ARBITRATION COURT JUDGE SAYS TV-6 SHOULD BE LIQUIDATED.
Publication: Monitor Volume: 8 Issue: 4
TV-6, Russia’s last remaining major private national television channel, is once again facing the threat of liquidation. On January 4, Eduard Renov, a deputy chairman of Moscow’s Higher Arbitration Court, notified the channel’s management that he was protesting the December 29 decision by the Federal Arbitration Court of the Moscow District to overturn a verdict reached in November by the Moscow Arbitration Court ordering the liquidation of TV-6’s parent company, the Moscow Independent Broadcasting Corporation (MNVK). The November decision came in response to a suit brought by one of MNVK’s shareholders, Lukoil-Garant, the pension fund of Lukoil, Russia’s largest oil company. In its suit, Lukoil-Garant alleged that TV-6 had been mismanaged and was essentially bankrupt.
Renov’s demarche declares that the December 29 decision had no legal basis and that the earlier decision ordering the liquidation of MNVK was correct. This places TV-6 under threat once again because the Federal Arbitration Court, in delivering its December 29 decision overturning TV-6’s liquidation, also ordered that the case be handed back to the Moscow Arbitration Court for further consideration. The Moscow Arbitration Court is set to revisit the case on January 11. The case is further complicated by the fact that the original basis for Lukoil-Garant’s case against TV-6–a provision of the law “On joint stock companies” permitting the liquidation of loss-making enterprises–expired on January 1. TV-6’s press secretary, Tat’yana Blinova, noted late last week that Renov has asked the Moscow Arbitration Court, in re-examining the case, to act as if the provision permitting the liquidation of loss-making enterprises were still in effect. Blinova said that if the Moscow Arbitration Court rules against MNVK this time, TV-6’s shareholders, who are scheduled to meet on January 14, will have to take a decision to liquidate the channel.
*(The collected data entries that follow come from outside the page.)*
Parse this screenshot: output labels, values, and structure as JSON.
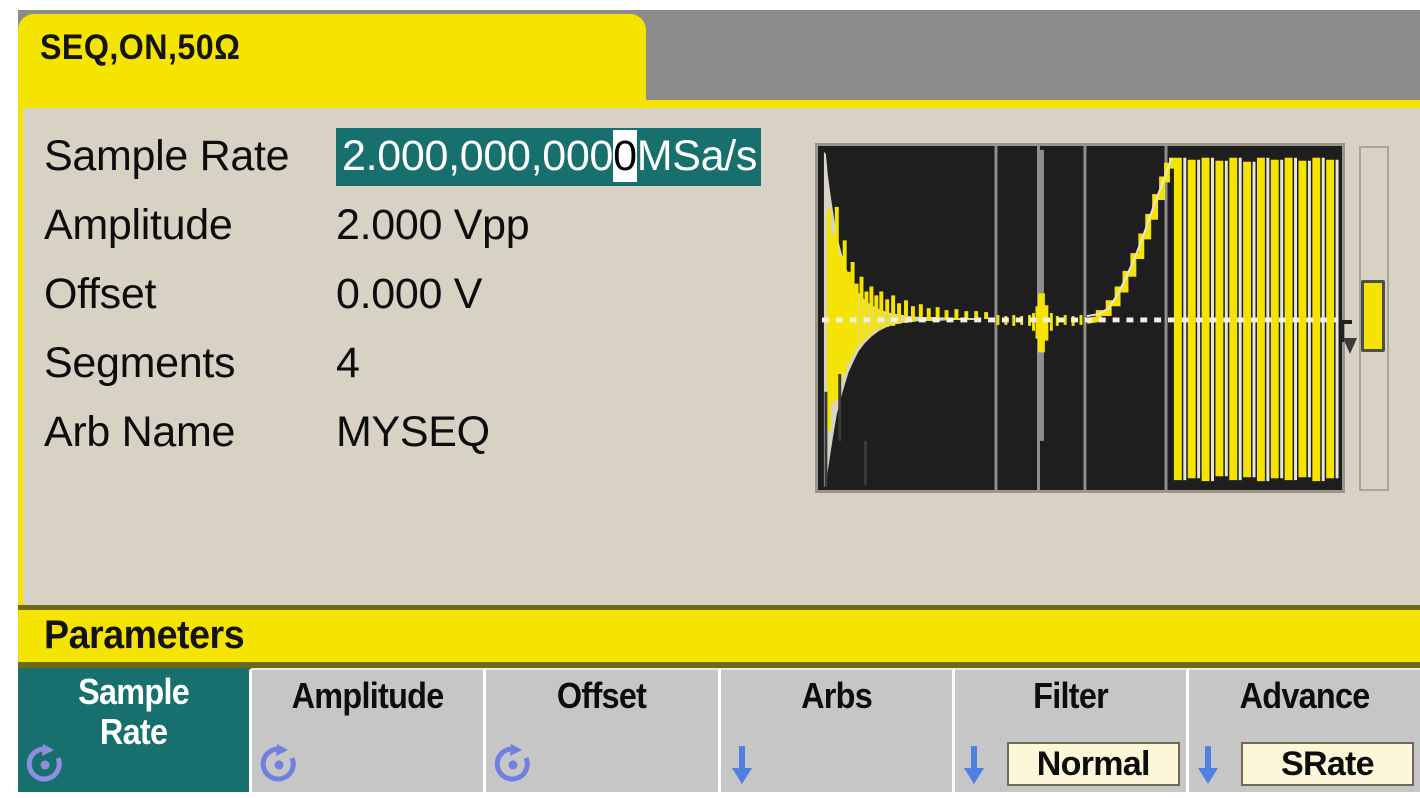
{
  "window": {
    "tab_label": "SEQ,ON,50Ω",
    "colors": {
      "tab_yellow": "#f5e400",
      "panel_beige": "#d8d2c4",
      "highlight_teal": "#18706e",
      "waveform_yellow": "#f5e400",
      "plot_background": "#1e1e1e",
      "softkey_grey": "#c6c6c6",
      "value_box_cream": "#fdf6d8"
    }
  },
  "parameters": [
    {
      "label": "Sample Rate",
      "value": "2.000,000,000",
      "cursor_digit": "0",
      "unit": "MSa/s",
      "editing": true
    },
    {
      "label": "Amplitude",
      "value": "2.000 Vpp",
      "editing": false
    },
    {
      "label": "Offset",
      "value": "0.000 V",
      "editing": false
    },
    {
      "label": "Segments",
      "value": "4",
      "editing": false
    },
    {
      "label": "Arb Name",
      "value": "MYSEQ",
      "editing": false
    }
  ],
  "waveform": {
    "name": "sequence-preview",
    "segment_count": 4,
    "segments": [
      {
        "index": 1,
        "shape": "damped-sine-burst",
        "description": "exponentially decaying sine burst"
      },
      {
        "index": 2,
        "shape": "flat-with-spike",
        "description": "quiet baseline with narrow pulse spike"
      },
      {
        "index": 3,
        "shape": "exponential-rise",
        "description": "stair-stepped exponential ramp up"
      },
      {
        "index": 4,
        "shape": "high-frequency-sine",
        "description": "full-amplitude high frequency sine"
      }
    ],
    "center_line": "dashed",
    "gridlines": true
  },
  "scrollbar": {
    "name": "waveform-vertical-scrollbar",
    "thumb_position_percent": 39
  },
  "menu": {
    "title": "Parameters"
  },
  "softkeys": [
    {
      "label": "Sample\nRate",
      "label_line1": "Sample",
      "label_line2": "Rate",
      "icon": "rotary-knob-icon",
      "selected": true,
      "value": null
    },
    {
      "label": "Amplitude",
      "icon": "rotary-knob-icon",
      "selected": false,
      "value": null
    },
    {
      "label": "Offset",
      "icon": "rotary-knob-icon",
      "selected": false,
      "value": null
    },
    {
      "label": "Arbs",
      "icon": "down-arrow-icon",
      "selected": false,
      "value": null
    },
    {
      "label": "Filter",
      "icon": "down-arrow-icon",
      "selected": false,
      "value": "Normal"
    },
    {
      "label": "Advance",
      "icon": "down-arrow-icon",
      "selected": false,
      "value": "SRate"
    }
  ]
}
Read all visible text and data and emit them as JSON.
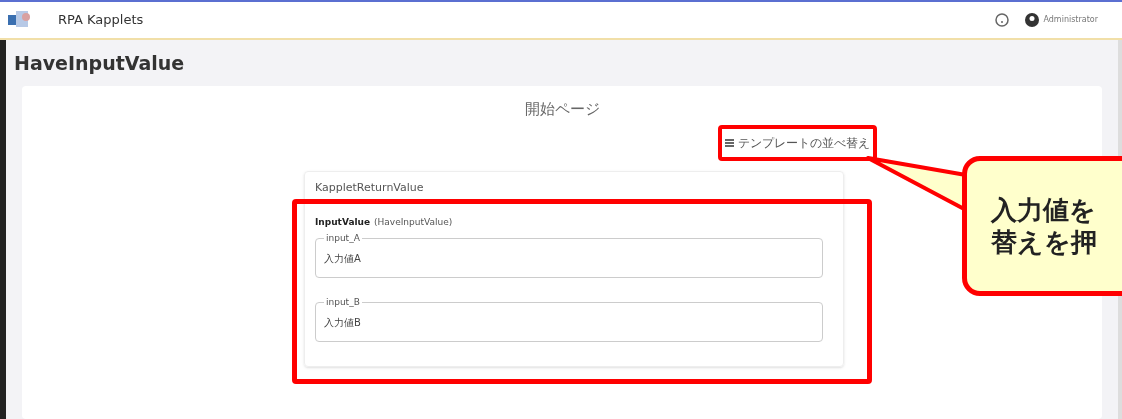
{
  "header": {
    "app_name": "RPA Kapplets",
    "user": "Administrator"
  },
  "page": {
    "title": "HaveInputValue",
    "heading": "開始ページ",
    "sort_button": "テンプレートの並べ替え"
  },
  "card": {
    "title": "KappletReturnValue",
    "section_label": "InputValue",
    "section_source": "(HaveInputValue)",
    "fields": [
      {
        "label": "input_A",
        "value": "入力値A"
      },
      {
        "label": "input_B",
        "value": "入力値B"
      }
    ]
  },
  "callout": {
    "lines": [
      "入力値を",
      "替えを押"
    ]
  }
}
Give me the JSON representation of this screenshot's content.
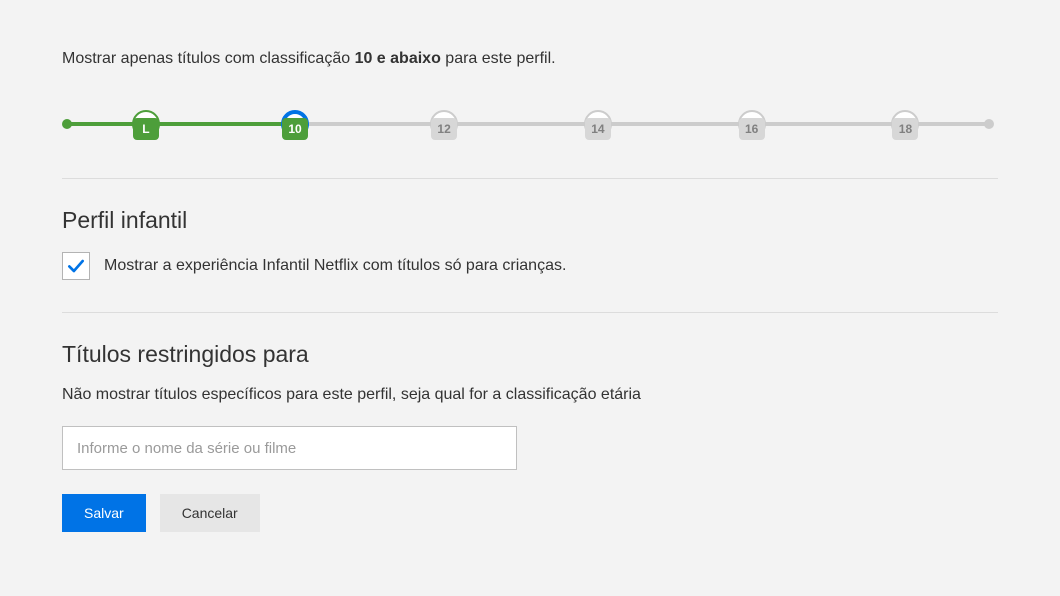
{
  "rating_description": {
    "prefix": "Mostrar apenas títulos com classificação ",
    "bold": "10 e abaixo",
    "suffix": " para este perfil."
  },
  "slider": {
    "start_percent": 0,
    "active_percent": 25,
    "steps": [
      {
        "pos": 9,
        "label": "L",
        "state": "active-border"
      },
      {
        "pos": 25,
        "label": "10",
        "state": "selected"
      },
      {
        "pos": 41,
        "label": "12",
        "state": ""
      },
      {
        "pos": 57.5,
        "label": "14",
        "state": ""
      },
      {
        "pos": 74,
        "label": "16",
        "state": ""
      },
      {
        "pos": 90.5,
        "label": "18",
        "state": ""
      }
    ],
    "label_colors": [
      "green",
      "green",
      "gray",
      "gray",
      "gray",
      "gray"
    ]
  },
  "kids": {
    "heading": "Perfil infantil",
    "checkbox_checked": true,
    "checkbox_label": "Mostrar a experiência Infantil Netflix com títulos só para crianças."
  },
  "restricted": {
    "heading": "Títulos restringidos para",
    "description": "Não mostrar títulos específicos para este perfil, seja qual for a classificação etária",
    "placeholder": "Informe o nome da série ou filme"
  },
  "buttons": {
    "save": "Salvar",
    "cancel": "Cancelar"
  }
}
TV-6’s management team has alleged that Lukoil’s lawsuit is part of a politically motivated campaign by the Kremlin against the channel and its majority shareholder, Boris Berezovsky, the one-time Kremlin insider who broke with President Vladimir Putin in late 2000 and went into self-imposed exile. Berezovsky owns 75 percent of MNVK, while Lukoil-Garant owns 15 percent of the company. Reacting to Eduard Renov’s January 4 demarche, TV-6’s general director, Yevgeny Kiselev, charged that it was purely political, noting that the Higher Arbitration Court deputy chairman is also a member of the board of directors of Rosneft, the state-owned oil company that is a business partner of Lukoil, which itself is partly state-owned (Polit.ru, January 5; NTV.ru, January 4). (Eduard Nikolaevich Renov is indeed listed as a board member on Rosneft’s website, though he is identified there as a first deputy minister of justice of the Russian Federation.)
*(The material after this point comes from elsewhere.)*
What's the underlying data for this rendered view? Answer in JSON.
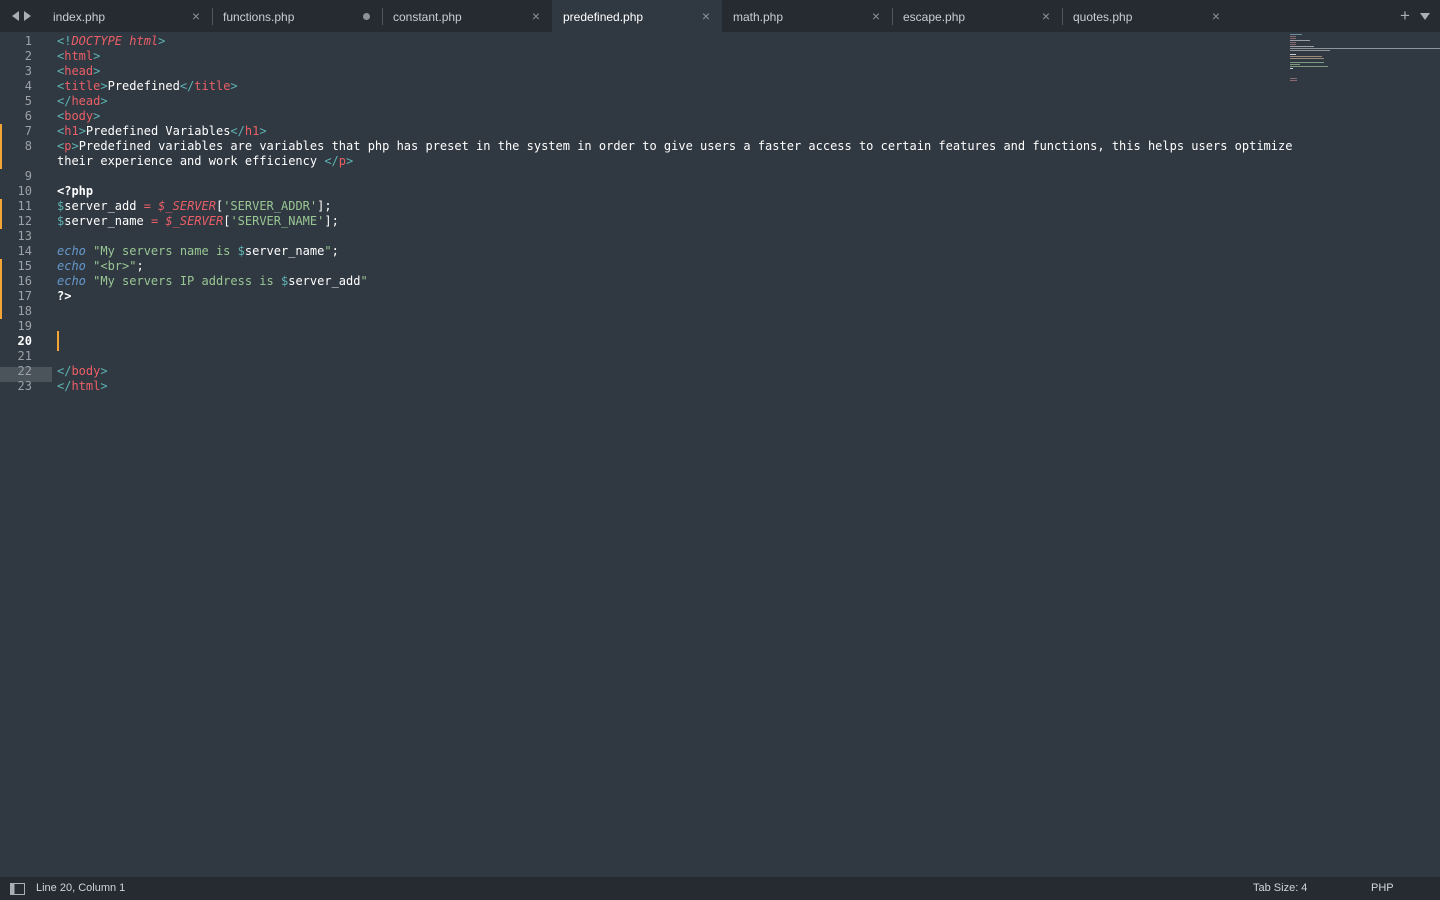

Following the December 29 court decision overturning the liquidation of TV-6’s parent company, staff members and supporters of the channel indicated that while they saw the verdict as a victory and a vindication–particularly because the legal basis for Lukoil’s suit went out when the new year came in–they also believed that there would be further attempts to shut the channel down. Just before New Year’s, an anonymous Lukoil-Garant representative was quoted as saying that even if the company’s suit were overturned, there exists “a mass of other laws” that could provide the basis for TV-6’s liquidation (see the Monitor, January 2).